Here $HK = \{hk :h \in H, k \in K\}$, $KH= \{kh :h \in H, k \in K\}$ and $H$ and $K$ are subgroups of a group $G$.

$\implies$: Let $HK$ be a subgroup and $e$ be its neutral element. Let $x \in KH$. Then there exist $h \in H$ and $k \in K$ such that $x = kh$. Since $k = \underbrace{e}_{\displaystyle{\in H \text{ }}} \underbrace{k}_{\displaystyle{\in K}}$, $k \in HK$. Similarly, we have that $h \in HK.$ Since $HK$ is a group, it's closed, therefore $kh \in HK$. So $KH \subseteq HK$. Now, let $y \in HK$. In a group, every element is the inverse of another element in that group, so we can write $y = (\underbrace{hk}_{\displaystyle{\in HK}})^{-1} = k^{-1}h^{-1}$, so $y \in KH$ and we're done.

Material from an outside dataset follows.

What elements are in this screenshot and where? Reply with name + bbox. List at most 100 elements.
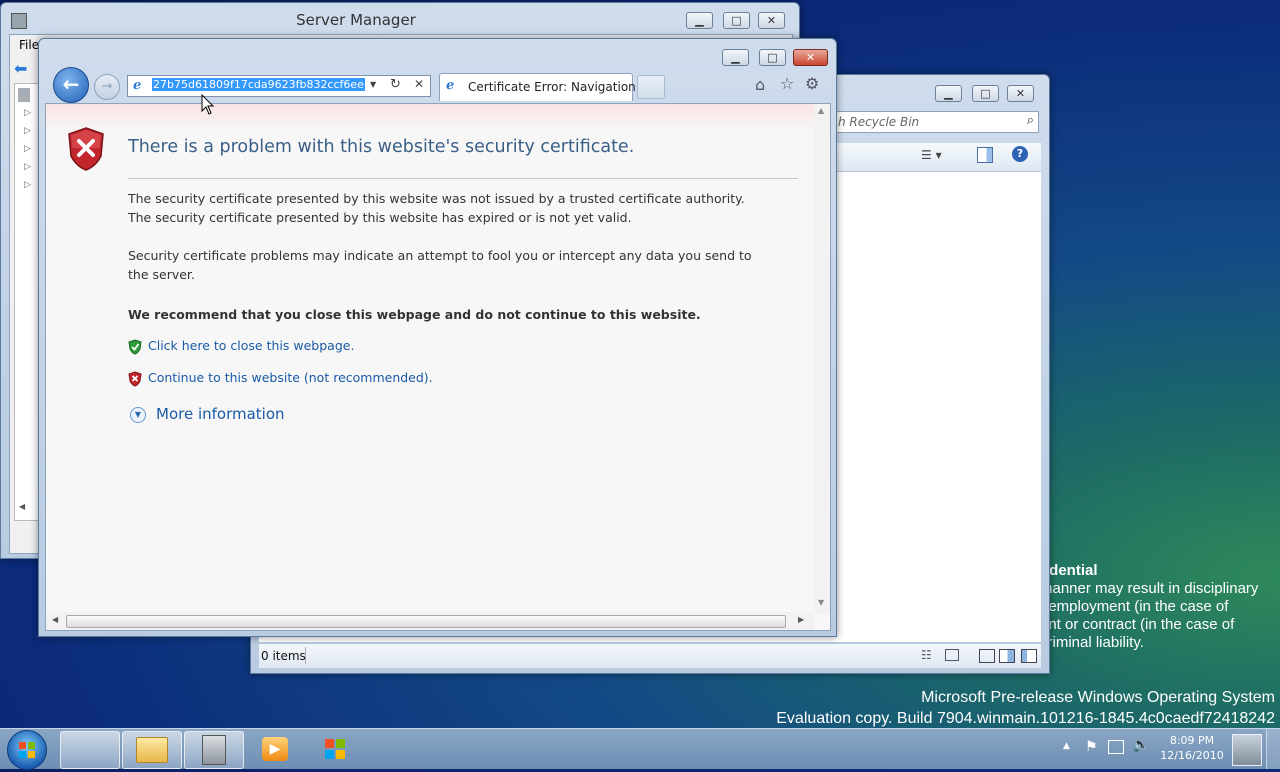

$\impliedby$: Suppose $HK = KH$. Take $a = h_1k_1 \in HK$ and $b = h_2k_2 \in HK$. Then $ab = h_1\underbrace{k_1 h_2}_{\displaystyle{=hk}}k_2 = h_1hkk_2 \in HK$. Since $H$ and $K$ are subgroups, then $e \in HK$. At last, for any $x = hk \in HK$, $x^{-1} = k^{-1}h^{-1} \in HK$, since $HK = KH$.

Answer 1

It is all correct.

For $\Longrightarrow$, I first thought that when you arrived at $HK\subseteq KH$ you could have concluded by symmetry, but the assumption is not symmetric in that case. This makes your proof even more beautiful.

Answer 2

For a cleaner proof:

First suppose $HK = KH$, let $x,y \in HK$ I claim $xy^{-1} \in HK$. We have that $x=h_1k_1, y=h_2k_2$ for some $h_1,h_2 \in H, k_1,k_2 \in K$. Then

\begin{align} xy^{-1}&=(h_1k_1)(h_2k_2)^{-1}\\ &=h_1k_1k_2^{-1}h_2^{-1}\\ &= h_1k_3h_3 & \text{putting $k_3:=k_1k_2^{-1},h_3:=h_2^{-1}$}\\ &= h_1h_4k_4 & \text{as $HK=KH$}\\ &\in HK \end{align}

Thus $HK \leq G$ is a subgroup.

Conversely suppose $HK \leq G$ is a subgroup. It is clear by closures that $KH \subset HK$. To see the reverse containment let $x \in HK$ then as $HK$ is a subgroup, $x$ is the inverse of some element of $HK$. That is,

\begin{align} x&= (hk)^{-1}\\ &= k^{-1}h^{-1}\\ &\in KH \end{align}

Thus $HK \subset KH$ and we have $HK=KH$.